Последняя сессия Верховного суда Его Величества должна была открыться через неделю. Джон проводил время в поисках юридических прецедентов, чтобы добиться отсрочки. У себя в конторе или в ратуше он чувствовал, что отношение к нему окружающих изменилось, но держал это в себе, не комментируя и не высказывая волнения. Что же касается Абигейл, то она словно вдруг оказалась в иностранном городе или стала иной личностью. Люди, с которыми она встречалась ежедневно, не проявляли эмоций, делали вид, что не узнают ее. Лавочники, мясники, рыботорговцы не снимали шляпы в знак приветствия, не обращались к ней по имени. Ее и не игнорировали, и не демонстрировали враждебность. Через пару дней она нашла первое объяснение. Описывая, как соседи проходили мимо нее, будто она вообще не существовала, Абигейл сказала:
— Они относятся ко мне как к анонимному лицу. У них нет ненависти, нет горечи, они просто не могут понять, почему ты взялся за это дело.
— Не обращай внимания, — посоветовал он. — Когда процесс останется позади, станет лучше, если не переругаемся. В таком случае никому никого не придется прощать, включая и нас.
На протяжении последующих нескольких дней Бостон походил на то, о чем рассказывал пастор Смит, когда религиозная истерия парализовала общину: по четыре — шесть часов в день проповедники метали громы и молнии со своих кафедр, лавки были закрыты, занятия в школах отменены, люди ходили по улицам словно лунатики. Теперь в городе главным было слово «политика». Собирались митинги, звучали яростные речи, в которых горько осуждались красномундирники как хладнокровные монстры, расстреливающие невинных миролюбивых патриотов, вся вина которых в том, что они верят в свободу.
— «Сыны Свободы» блестяще проводят кампанию, — признал Джон. — За исключением сочувствующих короне, укрывшихся в своих домах и закрывших ставни на лавках, город горит желанием повесить каждого, кто попадет в список.

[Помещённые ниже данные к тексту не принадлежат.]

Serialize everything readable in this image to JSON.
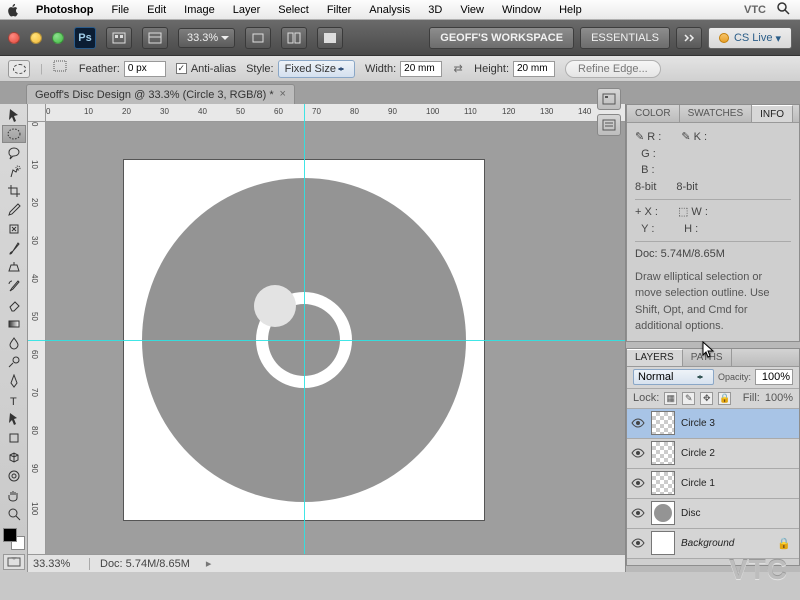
{
  "menubar": {
    "app": "Photoshop",
    "items": [
      "File",
      "Edit",
      "Image",
      "Layer",
      "Select",
      "Filter",
      "Analysis",
      "3D",
      "View",
      "Window",
      "Help"
    ],
    "right_label": "VTC"
  },
  "appbar": {
    "zoom": "33.3%",
    "workspace": "GEOFF'S WORKSPACE",
    "essentials": "ESSENTIALS",
    "cslive": "CS Live"
  },
  "optbar": {
    "feather_label": "Feather:",
    "feather": "0 px",
    "aa": "Anti-alias",
    "style_label": "Style:",
    "style": "Fixed Size",
    "width_label": "Width:",
    "width": "20 mm",
    "height_label": "Height:",
    "height": "20 mm",
    "refine": "Refine Edge..."
  },
  "doctab": "Geoff's Disc Design @ 33.3% (Circle 3, RGB/8) *",
  "ruler_h": [
    "0",
    "10",
    "20",
    "30",
    "40",
    "50",
    "60",
    "70",
    "80",
    "90",
    "100",
    "110",
    "120",
    "130",
    "140"
  ],
  "ruler_v": [
    "0",
    "10",
    "20",
    "30",
    "40",
    "50",
    "60",
    "70",
    "80",
    "90",
    "100"
  ],
  "status": {
    "zoom": "33.33%",
    "doc": "Doc: 5.74M/8.65M"
  },
  "panels": {
    "info": {
      "tabs": [
        "COLOR",
        "SWATCHES",
        "INFO"
      ],
      "rgb": [
        "R :",
        "G :",
        "B :"
      ],
      "k": "K :",
      "bit1": "8-bit",
      "bit2": "8-bit",
      "xy": [
        "X :",
        "Y :"
      ],
      "wh": [
        "W :",
        "H :"
      ],
      "doc": "Doc: 5.74M/8.65M",
      "hint": "Draw elliptical selection or move selection outline. Use Shift, Opt, and Cmd for additional options."
    },
    "layers": {
      "tabs": [
        "LAYERS",
        "PATHS"
      ],
      "blend": "Normal",
      "opacity_label": "Opacity:",
      "opacity": "100%",
      "lock_label": "Lock:",
      "fill_label": "Fill:",
      "fill": "100%",
      "items": [
        {
          "name": "Circle 3",
          "sel": true,
          "checker": true
        },
        {
          "name": "Circle 2",
          "checker": true
        },
        {
          "name": "Circle 1",
          "checker": true
        },
        {
          "name": "Disc",
          "disc": true
        },
        {
          "name": "Background",
          "ital": true,
          "locked": true
        }
      ]
    }
  }
}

Если последний раненый, Патрик Карр, скончается, боюсь, что воскресные проповеди обернутся призывами к мятежу.
Карр умер этой же ночью. Новая волна ненависти захлестнула Бостон. Джон принял решение в субботу и воскресенье не выходить из дома. Но публикации в понедельник были хуже воскресных проповедей. Пол Ревер нарисовал пять гробоподобных блоков с мертвыми головами и с инициалами жертв, этот рисунок иллюстрировал в «Бостон газетт» статью о том, что получило название «бостонской резни». Жителям Бостона внушали, будто выстроившиеся в плотный ряд британские солдаты по команде, поданной саблей капитана Престона, стреляли в упор в толпу добропорядочных, хорошо одетых бостонцев, включая женщин, мирно прогуливавшихся по площади у ратуши.
— Мистер Ревер должен понимать, что рисунок усилит ненависть и подтолкнет к насилию, — сказала Абигейл.
— Он желает запечатлеть в каждой голове стигму резни, так распалить Бостон, что судьи станут опасаться за свою жизнь, если завтра утром они удовлетворят мою просьбу отложить суд.
Слушание состоялось в полдень. Когда Джон вернулся домой, у него было усталое, но довольное лицо.
— Дело отложено до осени.
— Как хорошо.
— Сэмюел собрал группу обедавших у него патриотов и привел ее в суд. Ты никогда не видела подобной сцены. Они шумели, угрожали, требовали немедленного начала суда.